Monday, October 13th, 2008

Unless you’ve just arrived from Caprica, chances are you’re probably well aware that the global financial market is in a freefall right now with some of the largest banking names going under, and others receiving a massive federal bailout.  Both the Dow and NASDAQ are riding somewhere in the North Atlantic aboard the Titanic, and it doesn’t take an advanced degree in economics to understand that a recession is looming on the horizon.  Lose all hope and head for the hills?  Heck no.  NOW is the time for free-to-play gaming to go in, guns blazing.  Let’s see how and why:

Let’s take a step back for a moment and think about the last recession that we saw.  The 2000-2003 recession, while not quite accompanied with a multi-tiered sub prime mortgage fiasco, was quite harsh on retailers worldwide.  BUT  some industries and specific companies actually manage to thrive in poor economic markets.  Those that buy advertising (as opposed to selling it) are the ones that make off like bandits.  Obviously, given a recession, ad buyers are able to snatch up much higher profile and/or wider reaching advertising that previously affordable.

Online gaming companies, ecommerce companies,  and lead generation firms for example are all buyers of online advertising.  In our last round of ‘oh crap, where did all the money go?’ companies such as Expedia, Zappos, Lending Tree, Lower my Bills, Netflix, and Classmates.com were all able to grow to over $100 USD in revenue thanks to the ultra cheap media.

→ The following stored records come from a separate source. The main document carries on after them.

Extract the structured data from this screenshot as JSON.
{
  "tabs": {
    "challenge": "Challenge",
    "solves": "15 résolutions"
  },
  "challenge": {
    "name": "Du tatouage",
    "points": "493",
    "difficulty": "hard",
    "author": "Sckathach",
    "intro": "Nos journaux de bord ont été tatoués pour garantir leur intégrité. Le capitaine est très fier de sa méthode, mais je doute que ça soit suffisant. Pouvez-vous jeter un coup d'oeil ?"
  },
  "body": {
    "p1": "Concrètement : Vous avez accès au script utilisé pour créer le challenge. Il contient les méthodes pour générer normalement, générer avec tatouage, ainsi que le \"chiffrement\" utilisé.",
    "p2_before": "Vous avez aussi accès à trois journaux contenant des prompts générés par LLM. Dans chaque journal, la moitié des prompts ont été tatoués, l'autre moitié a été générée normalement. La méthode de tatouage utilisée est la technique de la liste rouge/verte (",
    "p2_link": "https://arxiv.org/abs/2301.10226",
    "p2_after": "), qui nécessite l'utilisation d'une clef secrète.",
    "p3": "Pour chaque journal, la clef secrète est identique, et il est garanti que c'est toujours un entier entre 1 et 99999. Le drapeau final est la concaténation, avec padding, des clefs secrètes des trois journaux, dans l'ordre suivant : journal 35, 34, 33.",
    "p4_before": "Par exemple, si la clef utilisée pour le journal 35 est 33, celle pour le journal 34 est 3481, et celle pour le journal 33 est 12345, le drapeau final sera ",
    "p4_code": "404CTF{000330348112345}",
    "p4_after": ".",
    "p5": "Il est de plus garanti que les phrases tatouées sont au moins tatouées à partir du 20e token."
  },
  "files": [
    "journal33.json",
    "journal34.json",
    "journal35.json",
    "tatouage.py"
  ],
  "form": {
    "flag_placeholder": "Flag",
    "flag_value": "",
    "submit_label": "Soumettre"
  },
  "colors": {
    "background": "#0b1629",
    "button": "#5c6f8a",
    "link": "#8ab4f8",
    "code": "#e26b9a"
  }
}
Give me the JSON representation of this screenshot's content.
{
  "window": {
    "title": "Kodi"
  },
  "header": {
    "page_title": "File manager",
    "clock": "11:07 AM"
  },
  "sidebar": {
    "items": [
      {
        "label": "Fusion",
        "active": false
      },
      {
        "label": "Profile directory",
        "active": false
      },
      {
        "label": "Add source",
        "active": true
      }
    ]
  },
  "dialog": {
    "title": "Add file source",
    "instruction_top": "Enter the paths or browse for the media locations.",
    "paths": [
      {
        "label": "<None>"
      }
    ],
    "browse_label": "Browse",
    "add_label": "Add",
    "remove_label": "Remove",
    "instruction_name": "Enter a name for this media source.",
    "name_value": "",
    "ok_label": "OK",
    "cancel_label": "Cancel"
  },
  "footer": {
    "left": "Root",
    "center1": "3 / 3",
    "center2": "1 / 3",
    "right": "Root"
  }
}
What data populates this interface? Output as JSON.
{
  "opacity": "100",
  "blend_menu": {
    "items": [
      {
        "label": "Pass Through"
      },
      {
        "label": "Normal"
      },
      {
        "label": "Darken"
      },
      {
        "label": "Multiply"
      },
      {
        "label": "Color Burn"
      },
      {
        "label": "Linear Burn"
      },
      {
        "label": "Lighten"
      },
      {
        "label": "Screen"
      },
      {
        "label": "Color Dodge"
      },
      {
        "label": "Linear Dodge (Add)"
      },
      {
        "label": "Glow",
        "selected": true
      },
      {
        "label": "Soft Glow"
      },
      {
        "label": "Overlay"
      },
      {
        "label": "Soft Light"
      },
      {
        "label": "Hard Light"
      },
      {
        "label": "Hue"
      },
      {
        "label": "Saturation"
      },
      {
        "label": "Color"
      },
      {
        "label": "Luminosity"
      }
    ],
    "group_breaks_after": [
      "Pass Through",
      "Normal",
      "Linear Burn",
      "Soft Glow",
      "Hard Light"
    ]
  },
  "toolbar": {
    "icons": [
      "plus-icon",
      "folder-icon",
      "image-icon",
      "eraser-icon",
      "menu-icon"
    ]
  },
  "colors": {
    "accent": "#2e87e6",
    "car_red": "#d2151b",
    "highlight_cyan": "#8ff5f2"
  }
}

There is however, a notable difference this time around, and it comes to us via Consumer Confidence.  In the 2000-2003 recession, consumer confidence was higher than this time around.  In order to highlight this, let’s take a look at ‘In-Market Automotive Shoppers’.  Compete.com talked about consumer confidence back in September with this article and graph:

Obviously, an in-market buyer is someone ready and willing to make a purchase.  Clearly, times for the auto industry have seen better days.  Granted, a car and a free-to-play game (microtransactions included) aren’t even in the same ballpark, but I note this to point out that ‘considered purchases’, big ticket items including cars, homes, etc. have showed a noted decline, in part due to consumer confidence.

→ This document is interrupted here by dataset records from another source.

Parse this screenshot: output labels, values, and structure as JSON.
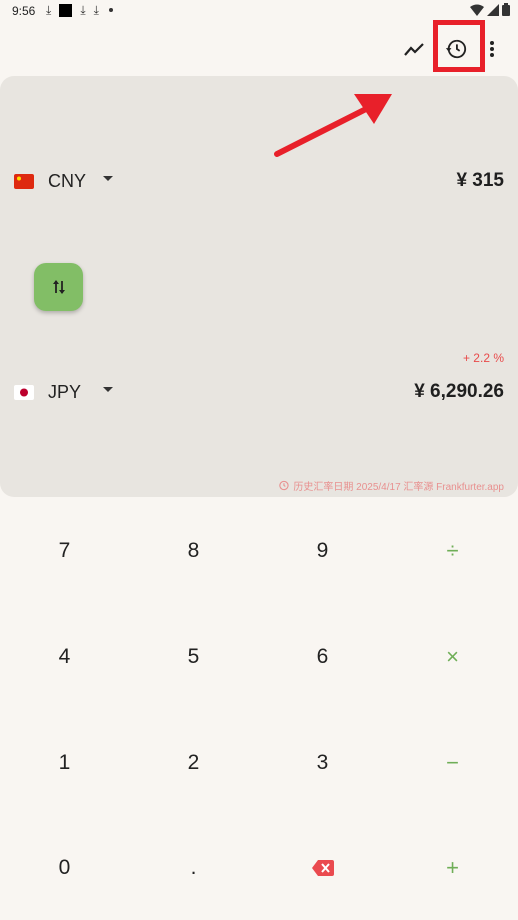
{
  "status_bar": {
    "time": "9:56",
    "download_glyph": "⤓"
  },
  "app_bar": {
    "icons": [
      "chart-line-icon",
      "history-icon",
      "more-vert-icon"
    ]
  },
  "from": {
    "flag": "china-flag-icon",
    "code": "CNY",
    "amount": "¥ 315"
  },
  "to": {
    "flag": "japan-flag-icon",
    "code": "JPY",
    "amount": "¥ 6,290.26"
  },
  "change": "+ 2.2 %",
  "footnote": "历史汇率日期 2025/4/17 汇率源 Frankfurter.app",
  "keypad": {
    "rows": [
      [
        "7",
        "8",
        "9",
        "÷"
      ],
      [
        "4",
        "5",
        "6",
        "×"
      ],
      [
        "1",
        "2",
        "3",
        "−"
      ],
      [
        "0",
        ".",
        "",
        "+"
      ]
    ]
  },
  "colors": {
    "background": "#f9f6f2",
    "card": "#e8e5e0",
    "accent_green": "#82be66",
    "operator_green": "#6fae57",
    "change_red": "#e84a4a",
    "highlight_red": "#e8202a"
  }
}
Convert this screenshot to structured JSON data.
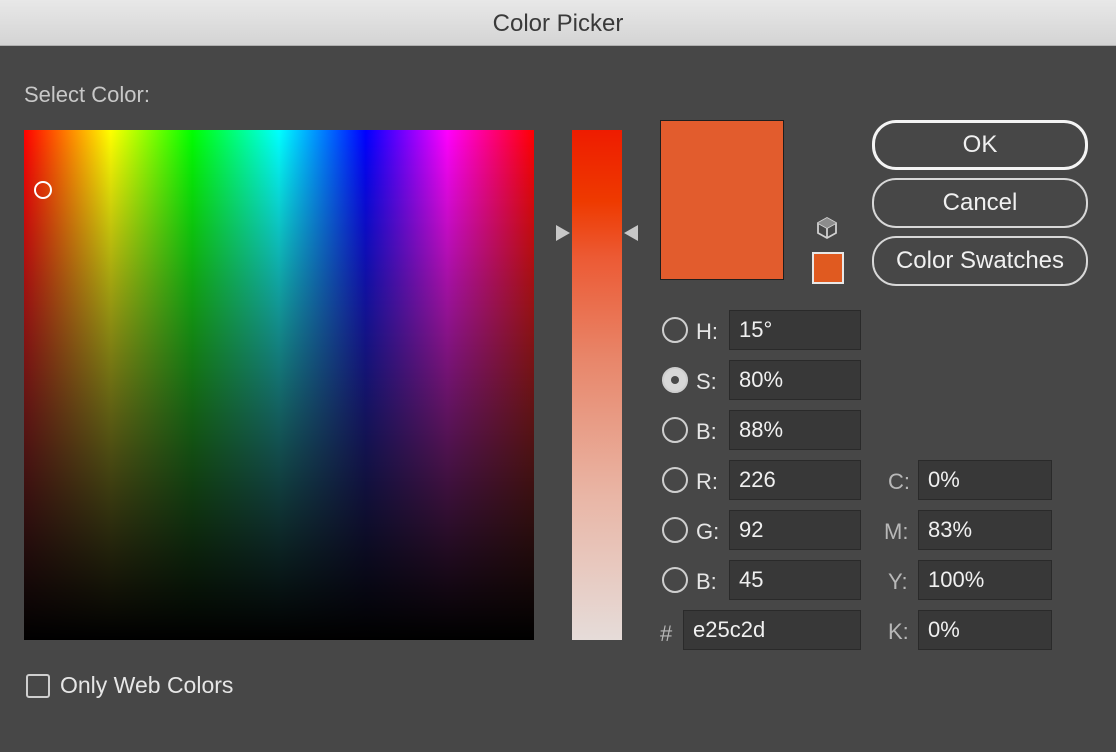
{
  "window": {
    "title": "Color Picker"
  },
  "picker": {
    "select_label": "Select Color:",
    "current_color": "#e25c2d",
    "websafe_color": "#e05a20"
  },
  "buttons": {
    "ok": "OK",
    "cancel": "Cancel",
    "swatches": "Color Swatches"
  },
  "hsb": {
    "h": {
      "label": "H:",
      "value": "15°"
    },
    "s": {
      "label": "S:",
      "value": "80%"
    },
    "b": {
      "label": "B:",
      "value": "88%"
    }
  },
  "rgb": {
    "r": {
      "label": "R:",
      "value": "226"
    },
    "g": {
      "label": "G:",
      "value": "92"
    },
    "b": {
      "label": "B:",
      "value": "45"
    }
  },
  "hex": {
    "label": "#",
    "value": "e25c2d"
  },
  "cmyk": {
    "c": {
      "label": "C:",
      "value": "0%"
    },
    "m": {
      "label": "M:",
      "value": "83%"
    },
    "y": {
      "label": "Y:",
      "value": "100%"
    },
    "k": {
      "label": "K:",
      "value": "0%"
    }
  },
  "options": {
    "web_colors_label": "Only Web Colors",
    "web_colors_checked": false
  },
  "icons": {
    "cube": "cube-icon"
  }
}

Taking a look at small purchases, Seeking Alpha is quick to point out that even the morning cup of Joe, normally purchased at Starbucks as seen a decline:

There was a time when getting a coffee at Starbucks Corp. (SBUX) – whether a basic “tall bold” or a souped-up venti concoction – was considered a relatively cheap treat, though those of us with a daily Starbucks habit might think otherwise.

However, a report from RBC Capital Markets analyst Larry Miller indicates that even that daily cup of store-bought java is one of the victims of the credit crunch. Mr. Miller lowered his 2009 earnings estimates – to $0.90 from $0.95, and said:

[The move] reflects our proprietary survey work, which suggests Starbucks sales continue to weaken as consumers are changing their habits and brewing more coffee at home.

And now for our bright shiny star in the midst of a seeming dark financial future: Games.  The gaming industry has traditionally bucked the financial trends, and thrives in time of discontent.  Perhaps folks are looking for a way, if only momentary and fleeting, to forget their bank account issues or missing 401k by blasting their way through level 27, or purchasing that shiny new outfit for their head banging Guitar Hero.

A certain amount of any game development budget is dedicated to new customer acquisition.  If free falling advertising rates can still maintain the same amount of pre-recession eyeballs, free-to-play games may be in the perfect position to cash in on advertising fiesta.  And given the price…who could resist something for free?